Bulgaria’s Parliament approves classified list of weaponry to be sent to Ukraine

Bulgaria’s National Assembly voted on December 9 with 148 votes in favour, 46 against, and with one abstention, to approve the first reading of a classified list prepared by the caretaker government of weaponry to be supplied to Ukraine.

This was a sequel to Parliament’s November 3 vote to supply arms to Ukraine, a vote that obliged the caretaker government to come up with a proposed list within a month.

In the December 9 vote, MPs also ratified an agreement between the defence ministries of Bulgaria and Ukraine on the transfer of armaments, equipment and ammunition.

With it clear from the outset that the measures would be approved by a large majority, the two groups opposed – the Bulgarian Socialist Party (BSP) and Vuzrazhdane – mounted several attempts to have the item removed from the day’s proceedings, or postponed. The BSP also made a failed attempt to have the list of weaponry declassified.

In spite of the sitting on the two items initially being held behind closed doors, BSP MPs brazenly violated the rules of procedures by not only keeping their mobile phones in their possession, but in some cases, live-streaming the proceedings on Facebook, ignoring repeated urgings by Deputy Speaker Rossen Zhelyazkov not to do so.

In the five hours of fractious and ill-tempered debate ahead of the vote, the Bulgarian Socialist Party tried to label those in favour of the proposals the “coalition for war”, up against the majority of those who voted in favour of countering the Putin regime’s murderous campaign, spattered as it is with brutal war crimes against Ukrainian civilians, while the relatively more overtly pro-Kremlin party, Vuzrazhdane, regurgitated an incoherent and implausible jumble of Kremlin talking points against Ukraine.

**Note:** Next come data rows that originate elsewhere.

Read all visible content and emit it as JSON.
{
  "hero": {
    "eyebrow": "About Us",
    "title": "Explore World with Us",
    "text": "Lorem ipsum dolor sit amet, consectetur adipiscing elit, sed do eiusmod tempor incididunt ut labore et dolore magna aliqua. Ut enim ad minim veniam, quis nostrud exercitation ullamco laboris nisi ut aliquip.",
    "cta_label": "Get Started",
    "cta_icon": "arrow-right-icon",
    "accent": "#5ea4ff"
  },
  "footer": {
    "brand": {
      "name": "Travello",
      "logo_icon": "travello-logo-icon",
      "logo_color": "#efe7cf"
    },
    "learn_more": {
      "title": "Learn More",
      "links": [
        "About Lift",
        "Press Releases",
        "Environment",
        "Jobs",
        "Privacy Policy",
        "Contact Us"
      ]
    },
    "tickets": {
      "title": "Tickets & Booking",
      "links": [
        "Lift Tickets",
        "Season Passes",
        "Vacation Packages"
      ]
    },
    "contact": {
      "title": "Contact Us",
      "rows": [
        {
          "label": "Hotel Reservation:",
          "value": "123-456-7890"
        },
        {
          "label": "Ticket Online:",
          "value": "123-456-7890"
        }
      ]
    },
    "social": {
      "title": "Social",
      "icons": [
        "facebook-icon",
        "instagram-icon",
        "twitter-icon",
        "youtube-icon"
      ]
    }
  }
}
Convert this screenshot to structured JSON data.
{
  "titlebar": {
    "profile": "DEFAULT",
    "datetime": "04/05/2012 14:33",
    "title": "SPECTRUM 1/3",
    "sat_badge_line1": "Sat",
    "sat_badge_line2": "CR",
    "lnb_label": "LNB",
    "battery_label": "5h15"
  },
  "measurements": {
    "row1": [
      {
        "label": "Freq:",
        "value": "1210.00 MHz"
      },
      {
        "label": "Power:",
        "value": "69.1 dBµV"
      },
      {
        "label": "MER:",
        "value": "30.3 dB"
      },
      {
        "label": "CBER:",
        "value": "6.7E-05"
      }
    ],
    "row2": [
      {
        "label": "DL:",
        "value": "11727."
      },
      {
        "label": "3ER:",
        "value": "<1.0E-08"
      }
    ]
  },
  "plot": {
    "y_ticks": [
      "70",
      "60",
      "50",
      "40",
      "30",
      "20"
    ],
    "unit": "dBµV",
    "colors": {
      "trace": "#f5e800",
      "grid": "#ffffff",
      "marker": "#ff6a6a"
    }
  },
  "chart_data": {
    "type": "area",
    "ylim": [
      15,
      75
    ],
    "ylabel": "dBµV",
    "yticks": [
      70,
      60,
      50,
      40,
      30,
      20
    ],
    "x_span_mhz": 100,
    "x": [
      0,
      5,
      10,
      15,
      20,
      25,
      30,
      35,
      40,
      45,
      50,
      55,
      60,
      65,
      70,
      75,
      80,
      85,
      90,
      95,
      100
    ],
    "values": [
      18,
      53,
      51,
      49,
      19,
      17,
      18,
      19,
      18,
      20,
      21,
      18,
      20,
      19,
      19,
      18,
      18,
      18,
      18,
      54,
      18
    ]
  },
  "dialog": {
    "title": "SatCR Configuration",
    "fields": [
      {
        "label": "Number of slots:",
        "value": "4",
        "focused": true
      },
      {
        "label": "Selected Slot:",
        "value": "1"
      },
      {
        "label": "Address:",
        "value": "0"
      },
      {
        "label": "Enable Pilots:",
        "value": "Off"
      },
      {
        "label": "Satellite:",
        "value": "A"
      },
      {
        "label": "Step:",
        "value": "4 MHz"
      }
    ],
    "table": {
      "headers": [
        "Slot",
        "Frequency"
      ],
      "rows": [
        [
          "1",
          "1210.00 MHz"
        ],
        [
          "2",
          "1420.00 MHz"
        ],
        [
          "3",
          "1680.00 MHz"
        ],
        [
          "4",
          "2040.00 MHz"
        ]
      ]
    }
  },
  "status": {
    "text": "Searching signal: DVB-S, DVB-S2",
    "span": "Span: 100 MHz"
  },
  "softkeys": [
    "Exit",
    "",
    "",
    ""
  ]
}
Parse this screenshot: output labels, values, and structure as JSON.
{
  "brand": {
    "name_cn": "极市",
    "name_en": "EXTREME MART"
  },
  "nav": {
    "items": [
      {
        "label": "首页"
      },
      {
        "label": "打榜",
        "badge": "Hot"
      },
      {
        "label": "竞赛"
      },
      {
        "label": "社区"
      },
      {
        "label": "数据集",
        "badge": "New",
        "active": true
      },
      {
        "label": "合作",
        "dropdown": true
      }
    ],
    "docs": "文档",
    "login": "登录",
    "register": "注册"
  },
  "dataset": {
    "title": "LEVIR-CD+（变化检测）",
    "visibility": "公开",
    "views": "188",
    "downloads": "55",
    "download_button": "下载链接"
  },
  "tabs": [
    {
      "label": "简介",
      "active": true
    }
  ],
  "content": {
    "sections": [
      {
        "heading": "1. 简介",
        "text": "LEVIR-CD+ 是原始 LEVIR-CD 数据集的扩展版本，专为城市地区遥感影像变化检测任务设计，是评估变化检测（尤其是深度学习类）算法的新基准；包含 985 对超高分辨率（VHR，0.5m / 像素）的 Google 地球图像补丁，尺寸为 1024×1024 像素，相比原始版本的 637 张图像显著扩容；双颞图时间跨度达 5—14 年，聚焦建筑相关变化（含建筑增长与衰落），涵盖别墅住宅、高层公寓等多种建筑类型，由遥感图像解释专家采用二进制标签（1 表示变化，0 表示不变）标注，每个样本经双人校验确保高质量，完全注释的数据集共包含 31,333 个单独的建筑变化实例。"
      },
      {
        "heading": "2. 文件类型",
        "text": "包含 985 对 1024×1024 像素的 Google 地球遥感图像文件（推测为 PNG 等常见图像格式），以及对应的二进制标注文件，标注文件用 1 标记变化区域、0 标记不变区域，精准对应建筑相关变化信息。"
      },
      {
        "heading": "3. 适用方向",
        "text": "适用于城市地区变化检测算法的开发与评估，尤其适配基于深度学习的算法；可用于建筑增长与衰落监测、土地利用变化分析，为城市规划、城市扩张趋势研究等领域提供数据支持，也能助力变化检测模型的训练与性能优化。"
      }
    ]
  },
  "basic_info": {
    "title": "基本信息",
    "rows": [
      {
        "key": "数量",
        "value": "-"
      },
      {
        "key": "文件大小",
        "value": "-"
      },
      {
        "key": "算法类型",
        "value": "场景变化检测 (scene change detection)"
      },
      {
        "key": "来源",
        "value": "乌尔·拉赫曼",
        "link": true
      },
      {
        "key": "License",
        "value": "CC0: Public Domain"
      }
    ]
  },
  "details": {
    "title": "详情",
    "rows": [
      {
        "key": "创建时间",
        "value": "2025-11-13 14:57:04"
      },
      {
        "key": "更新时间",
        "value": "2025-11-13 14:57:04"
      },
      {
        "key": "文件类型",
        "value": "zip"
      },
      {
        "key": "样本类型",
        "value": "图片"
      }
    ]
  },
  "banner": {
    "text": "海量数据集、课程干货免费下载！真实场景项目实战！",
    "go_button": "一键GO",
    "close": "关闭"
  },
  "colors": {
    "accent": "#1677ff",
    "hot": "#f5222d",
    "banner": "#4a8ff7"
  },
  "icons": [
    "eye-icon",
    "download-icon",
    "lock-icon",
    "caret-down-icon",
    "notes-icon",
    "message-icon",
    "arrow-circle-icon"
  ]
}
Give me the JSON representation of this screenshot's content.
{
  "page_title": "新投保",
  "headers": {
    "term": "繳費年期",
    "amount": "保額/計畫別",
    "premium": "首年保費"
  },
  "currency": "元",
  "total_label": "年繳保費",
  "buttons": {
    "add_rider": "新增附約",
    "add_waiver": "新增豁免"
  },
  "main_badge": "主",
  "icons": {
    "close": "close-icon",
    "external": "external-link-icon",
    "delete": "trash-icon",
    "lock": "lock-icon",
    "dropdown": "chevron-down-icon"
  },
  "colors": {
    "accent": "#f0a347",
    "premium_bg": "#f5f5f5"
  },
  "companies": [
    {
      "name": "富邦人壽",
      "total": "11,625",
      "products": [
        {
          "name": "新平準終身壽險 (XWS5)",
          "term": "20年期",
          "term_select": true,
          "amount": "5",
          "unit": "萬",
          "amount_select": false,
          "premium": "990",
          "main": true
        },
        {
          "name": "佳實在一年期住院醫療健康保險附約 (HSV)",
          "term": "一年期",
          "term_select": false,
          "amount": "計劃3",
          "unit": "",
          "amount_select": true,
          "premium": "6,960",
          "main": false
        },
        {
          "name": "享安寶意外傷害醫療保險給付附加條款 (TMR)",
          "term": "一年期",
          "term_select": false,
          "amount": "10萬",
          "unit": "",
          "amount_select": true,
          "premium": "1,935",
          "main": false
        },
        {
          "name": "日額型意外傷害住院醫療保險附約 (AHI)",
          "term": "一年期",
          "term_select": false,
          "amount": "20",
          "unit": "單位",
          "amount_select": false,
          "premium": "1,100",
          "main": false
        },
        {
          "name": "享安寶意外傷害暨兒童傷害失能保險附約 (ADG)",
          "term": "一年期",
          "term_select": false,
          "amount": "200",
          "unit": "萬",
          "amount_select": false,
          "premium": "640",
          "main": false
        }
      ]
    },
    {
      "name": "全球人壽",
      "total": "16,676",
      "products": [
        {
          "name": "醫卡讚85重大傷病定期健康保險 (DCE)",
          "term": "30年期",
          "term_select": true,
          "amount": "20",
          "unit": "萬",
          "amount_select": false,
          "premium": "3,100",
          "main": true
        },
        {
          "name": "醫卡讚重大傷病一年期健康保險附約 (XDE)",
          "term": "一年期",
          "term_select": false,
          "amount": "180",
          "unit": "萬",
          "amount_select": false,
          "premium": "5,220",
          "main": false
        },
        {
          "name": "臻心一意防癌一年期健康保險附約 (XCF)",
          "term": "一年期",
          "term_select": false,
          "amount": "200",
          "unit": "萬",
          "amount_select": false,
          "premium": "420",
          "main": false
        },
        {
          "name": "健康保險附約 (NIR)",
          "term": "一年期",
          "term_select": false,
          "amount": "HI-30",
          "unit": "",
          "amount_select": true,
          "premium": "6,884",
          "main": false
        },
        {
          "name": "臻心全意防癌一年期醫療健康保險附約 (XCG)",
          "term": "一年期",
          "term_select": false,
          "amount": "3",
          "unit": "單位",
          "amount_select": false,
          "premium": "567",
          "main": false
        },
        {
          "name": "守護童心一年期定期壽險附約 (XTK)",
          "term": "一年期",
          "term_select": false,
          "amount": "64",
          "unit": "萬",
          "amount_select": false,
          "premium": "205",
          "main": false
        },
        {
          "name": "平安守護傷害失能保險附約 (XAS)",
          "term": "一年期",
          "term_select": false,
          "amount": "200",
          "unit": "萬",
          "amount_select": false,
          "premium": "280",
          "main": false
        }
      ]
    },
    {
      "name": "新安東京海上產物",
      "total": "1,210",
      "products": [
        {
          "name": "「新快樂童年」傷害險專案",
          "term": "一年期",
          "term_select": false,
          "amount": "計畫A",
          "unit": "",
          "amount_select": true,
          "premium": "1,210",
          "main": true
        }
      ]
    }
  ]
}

Democratic Bulgaria co-leader Hristo Ivanov poured scorn on the BSP’s claims of being “for peace”, telling them that if they were for peace, it was a “Russian peace”.

Eventually it was ruled that proceedings would be held in open session, with Zhelaykov telling MPs that they could not quote from the classified elements of the document.

Arguing in favour of the decision, Democratic Bulgaria MP Stoyan Mihalev said that the decision to supply arms to Ukraine was belated, but would show Kyiv that Bulgaria was part of the civilised world.

BSP MP Yavor Bozhankov broke ranks with his group, speaking in favour of sending weapons to Ukraine.

“Even neighbouring Macedonia gave weapons before us,” said Bozhankov, who said that Russia had declared Bulgaria a hostile country even before it sent weapons. [Update: In the afternoon, soon after the vote, the BSP parliamentary group voted unanimously to expel Bozhankov, who had broken party ranks before, including on the Electoral Code amendments].

While the list of items that Bulgaria is to supply to Ukraine is classified, a week ago caretaker Economy Minister Nikolai Stoyanv said that it included small arms and ammunition.

Caretaker Defence Minister Dimitar Stoyanov, speaking to Nova Televizia on December 9, said: “What we are giving is neither S-300 [missile systems], MiG-29s or Su-25 aircraft”.

“The aid we will give is fully aligned with Ukraine’s priorities,” Stoyanov said.

In addition to the weapons, Bulgaria will host up to 60 personnel from Ukraine’s armed forces to be trained as combat medics.

Up to 50 Bulgarian military personnel are to be involved in training Ukraine’s military in the use of weapons and equipment, training that will take place with in another European Union country or in Bulgaria.

Five Bulgarian military personnel – officers or NCOs – will be deployed to the EU multinational command to assist in training, either in Poland or Germany.